It’s incredibly easy to fall in love with the iPad, even for one who, at first, was resistant to its blandishments. Its luscious interface, exquisitely responsive touch and app-powered flexibility are enough to win over even hardened Apple cynics.

But, let’s face it, the Kindle is better in bed. At least, it is when it comes to reading books.

I’ve been reading ebooks in bed first with the original Sony Reader, then with the next-gen Reader, the original Kindle, the second-gen Kindle and, now, the iPad. The iPad is lousy in bed.

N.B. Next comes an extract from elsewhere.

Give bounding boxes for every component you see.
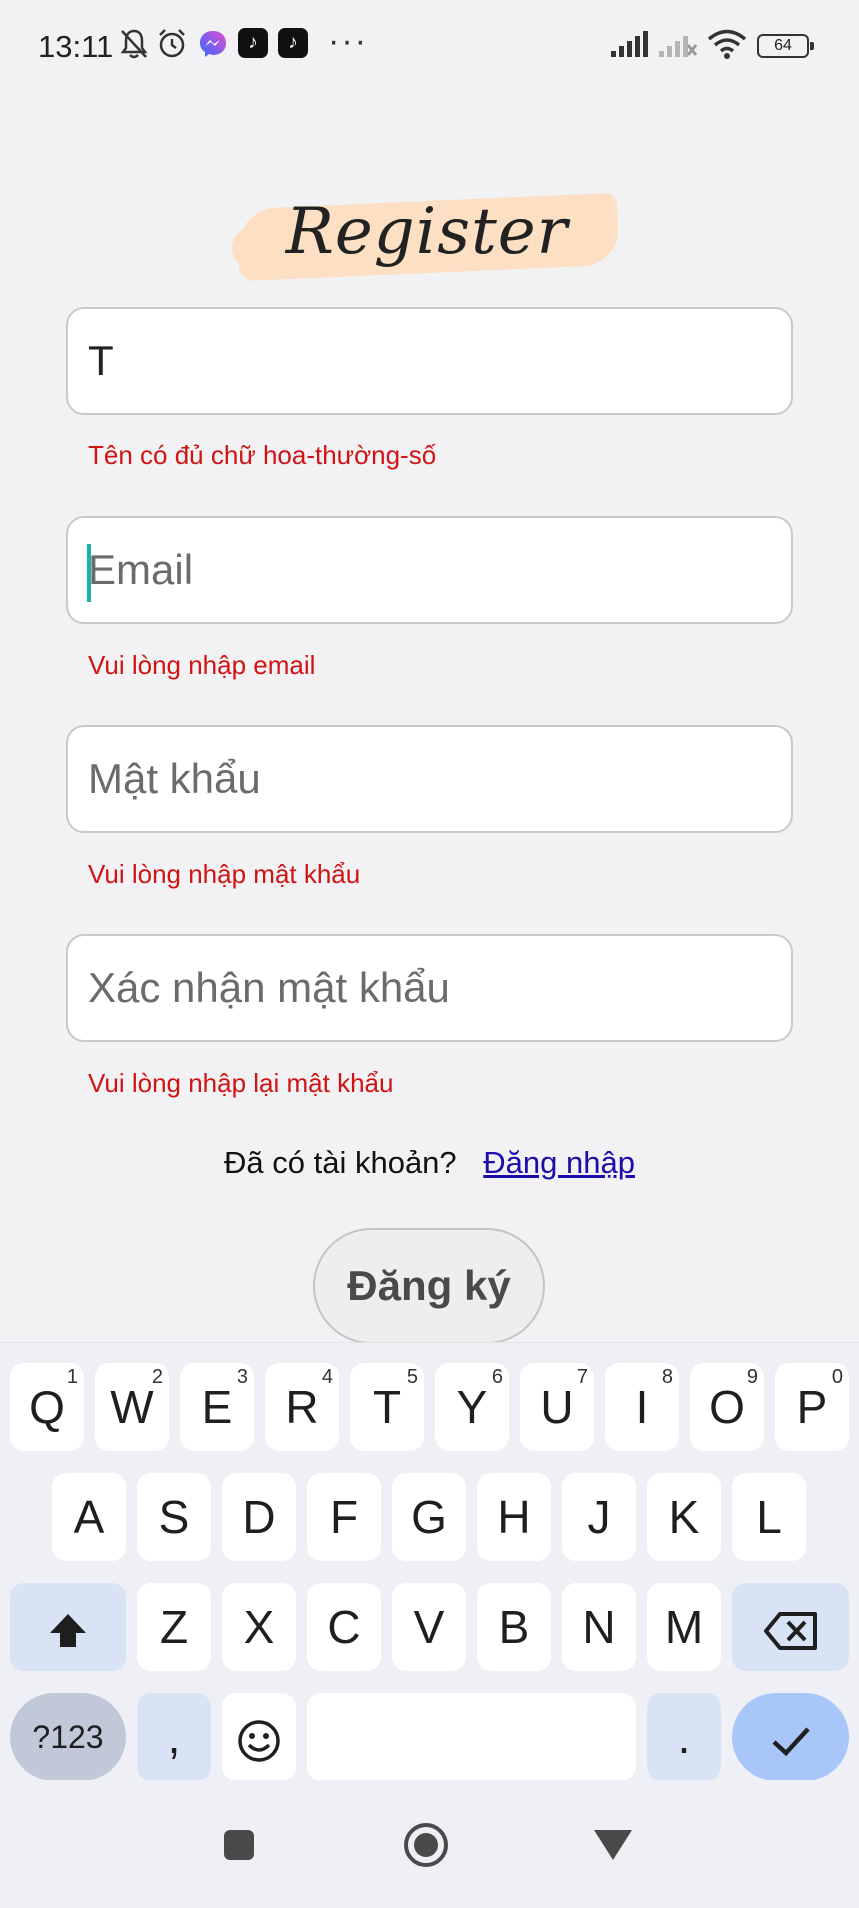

Why? Because it’s too heavy and too slippery. Unless you’re the type who reads sitting propped up against pillows, you’re going to find the iPad an uncomfortable bedmate.

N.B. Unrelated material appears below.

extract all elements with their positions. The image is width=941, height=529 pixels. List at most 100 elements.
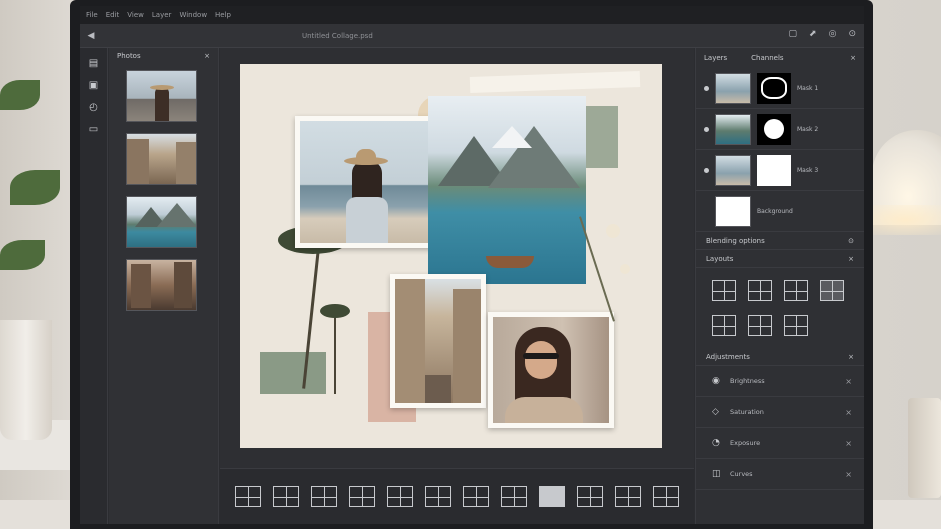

Reading with the Kindle is pretty much like reading a small paperback book. It’s light in the hands and the absence of backlighting makes it easy on the eyes, too.

Reading in bed with the iPad, on the other hand, is more like reading a hardback or, at least, a Robert Ludlum paperback. After a while, you’ll find your hands going numb, and although you can adjust the lighting level and the colour of the page, the backlighting takes its toll if you read for more than an hour or so. I also defy anyone to use a cover-less iPad in bed for any length of time. That beautiful shiny tablet slips around in your hands, providing no purchase. You’ll definitely need to slip it into a cover and that adds a few more ounces to its weight.

What the iPad does well in bed

Despite these drawbacks, there are several pluses to the in-bed experience with the iPad. The backlighting is handy if you wake in the middle of the night and want to read without turning on a light. You’ll want to drop the brightness down to read in the dark, especially if you don’t want to disturb your partner, but it’s much easier using the iPad in this way than trying to read a Kindle with a book light attached.

There’s also the delight of being able to read all sorts of stuff on the iPad while you’re in bed. You’re not limited to books: surf the web, read The New York Times, catch up with your favourite RSS feeds, do a crossword. It’s all at your fingertips with the iPad; not so with the Kindle.

But the iPad’s weight really is a drag and it makes all the difference. If you’re tossing up between the Kindle and the iPad because you’re primarily interested in reading ebooks, the bedtime experience is one good reason to go with the Kindle.